The RISC-V architecture is quite young and is usually associated with cost-effective chips on boards like the Raspberry Pi. However, technically, it also allows you to create powerful processors that can compete with the best solutions based on the Arm and x86 architectures. At the RISC-V summit, Ventana Micro Systems announced a whole family of high-performance processors, the first of which was the Veyron V1 chip, which, according to the developers, will be able to compete in single-thread performance with the latest high-end CPUs.
The novelty is aimed at the hyperscaler market, and thanks to the chiplet design, the new processor was originally developed as customizable for customer tasks. Veyron V1 will be offered in the form of a kind of kit-constructor, which includes one or more Veyron computing chiplets, an I / O hub and an interconnect that allows you to connect all the components together. This, according to the developers, should seriously speed up and reduce the cost of introducing a new processor platform, reducing chip development costs by 75%, and the creation time to no more than two years.

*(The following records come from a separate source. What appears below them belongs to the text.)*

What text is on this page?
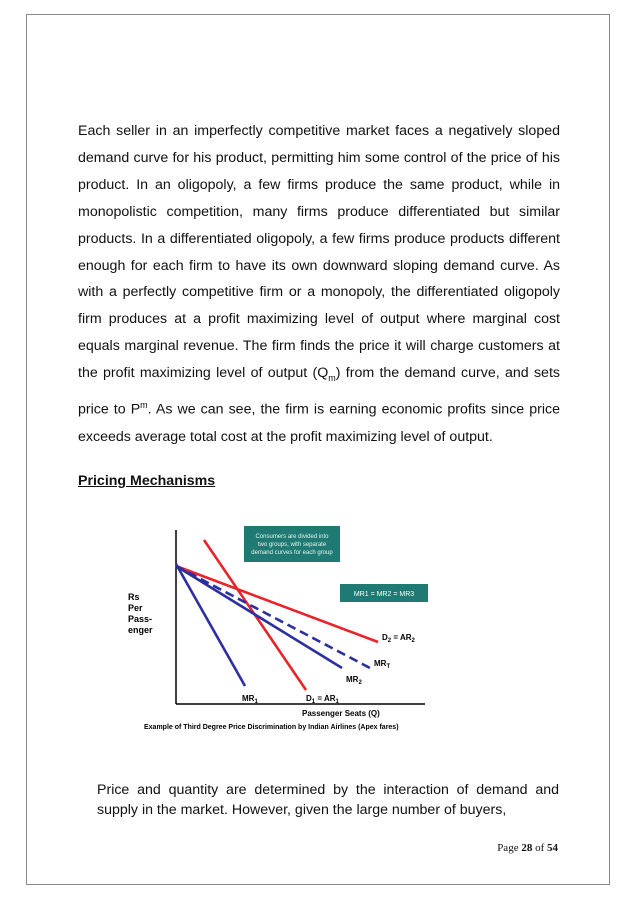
Each seller in an imperfectly competitive market faces a negatively sloped demand curve for his product, permitting him some control of the price of his product. In an oligopoly, a few firms produce the same product, while in monopolistic competition, many firms produce differentiated but similar products. In a differentiated oligopoly, a few firms produce products different enough for each firm to have its own downward sloping demand curve. As with a perfectly competitive firm or a monopoly, the differentiated oligopoly firm produces at a profit maximizing level of output where marginal cost equals marginal revenue. The firm finds the price it will charge customers at the profit maximizing level of output $(Q_m)$ from the demand curve, and sets price to $P^m$. As we can see, the firm is earning economic profits since price exceeds average total cost at the profit maximizing level of output.

Pricing Mechanisms

Rs
Per
Pass-
enger
Consumers are divided into
two groups, with separate
demand curves for each group
MR1 = MR2 = MR3
$D_2 = AR_2$
$MR_T$
$MR_2$
$D_1 = AR_1$
$MR_1$
Passenger Seats (Q)
Example of Third Degree Price Discrimination by Indian Airlines (Apex fares)

Price and quantity are determined by the interaction of demand and supply in the market. However, given the large number of buyers,

Page 28 of 54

The Veyron V1 compute chiplet uses advanced 64-bit RISC-V cores and features 2 MB L2 cache, as well as a multi-threaded memory controller. Chiplet configurations are available with 6, 8, 12, or 16 cores at around 3 GHz, which is comparable to Google and AWS solutions. The processor can be used not only in the data center, but also in various embedded systems, 5G base stations or even client workstations.
The architectural design of the Veyron V1 uses an eight-stage, out-of-order, aggressive pipeline. The chip is capable of operating at up to 3.6GHz using TSMC’s 5nm process technology. The I/O hub can be made using cheaper 12nm or even 16nm processes. A special low-latency D2D interconnect was developed to connect the processor components.
Each chiplet includes up to 16 cores, and the processor can be scaled up to 192 cores in 12 chiplets. The total shared L3 cache is 48 MB. A high level of protection of the architecture against attacks through third-party channels is declared. The developers claim unprecedented low power consumption: 128 V1 cores will fit into 280 W; AMD EPYC 7763 consumes the same amount with half the number of cores.
Ventana’s announcement cannot be called “paper” – the company talks about the availability of developer kits, moreover, in two types of chassis at once: in a desktop and in a 2U server chassis. Configuration includes 16-core V1, 128GB DDR5 connected via CXL (PCIe 5.0) x16 interface, two free PCIe 5.0 x16 expansion slots, NVMe M.2 boot drive, and 8 NVMe SFF 2.5″ SSD 1GbE port for remote management.
The company has not forgotten about software support either: the Ventana Veyron V1 developer platforms will be accompanied by a full-fledged SDK with the main software already ported to the new architecture. The list includes the GCC and LLVM compilers, the OpenOCD/GDB debugger, U-Boot and Tianocore UEFI EDK2.1 loader sources and binaries. A number of Linux distributions are supported, as well as other system and application software. The new systems are expected to be available early next year.